Diverse types of nanoparticles dispersed in various mineral and natural oils are under systematic investigation over the last years, in an effort to develop insulating nanofluids towards enhancing the lifetime and improvement of the operation conditions of power transformers. The moderate stability of the nanofluids (NFs) is a major obstacle in advancing reliable solutions with strong application potential. Although typical stability studies, i.e. ageing against time at ambient conditions, have been undertaken, thermally-induced degradation of NFs are very scarce; whereas in-situ assessed stability and dielectric properties at temperatures similar to that of the operation conditions of a power transformer, have not yet been conducted. Here, we present a systematic study to evaluate in-situ the influence of high temperature on the stability loss of nanofluids and their dielectric properties. Two types of semi-conducting nanoparticles, an oxide (TiO2) and a carbide (SiC) have been employed in conjunction to a natural ester oil, to prepare NFs at various concentrations. Two sets of experiments were run in parallel, where dynamic light scattering and electrical measurements (AC Breakdown Voltage of the nanofluids and Partial Discharge of insulating paper impregnated with them) were conducted at ambient temperature and at 90 °C. It has been found that all NFs showed increased dielectric properties under thermal ageing with respect to the NFs aged at room temperature. In addition, TiO2-based NFs experience accelerated ageing at high temperature, while the SiC-based NFs exhibit better stability in comparison to their TiO2-based counterparts, when compared at similar conditions of time and thermal ageing.
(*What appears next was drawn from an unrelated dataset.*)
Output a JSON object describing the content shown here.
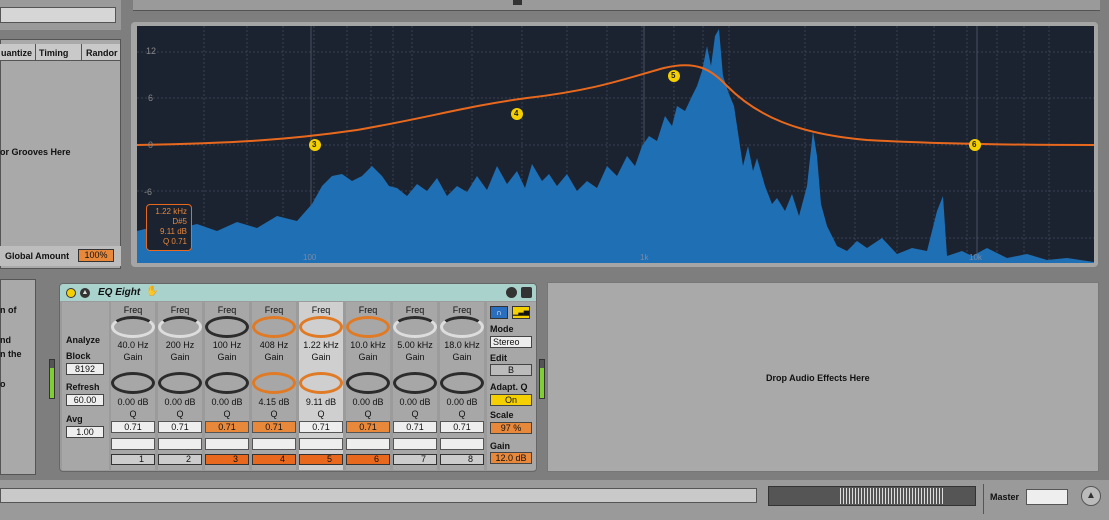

The NF with 0.004% w/w SiC nanoparticles exhibits the best dielectric response and the longer time stability for both sets of experiments i.e., ageing under both ambient temperature and 90 °C. These results demonstrate that results obtained from ambient temperature stability and dielectric properties studies, cannot be generalized or extrapolated at higher temperatures, where power transformers typically operate.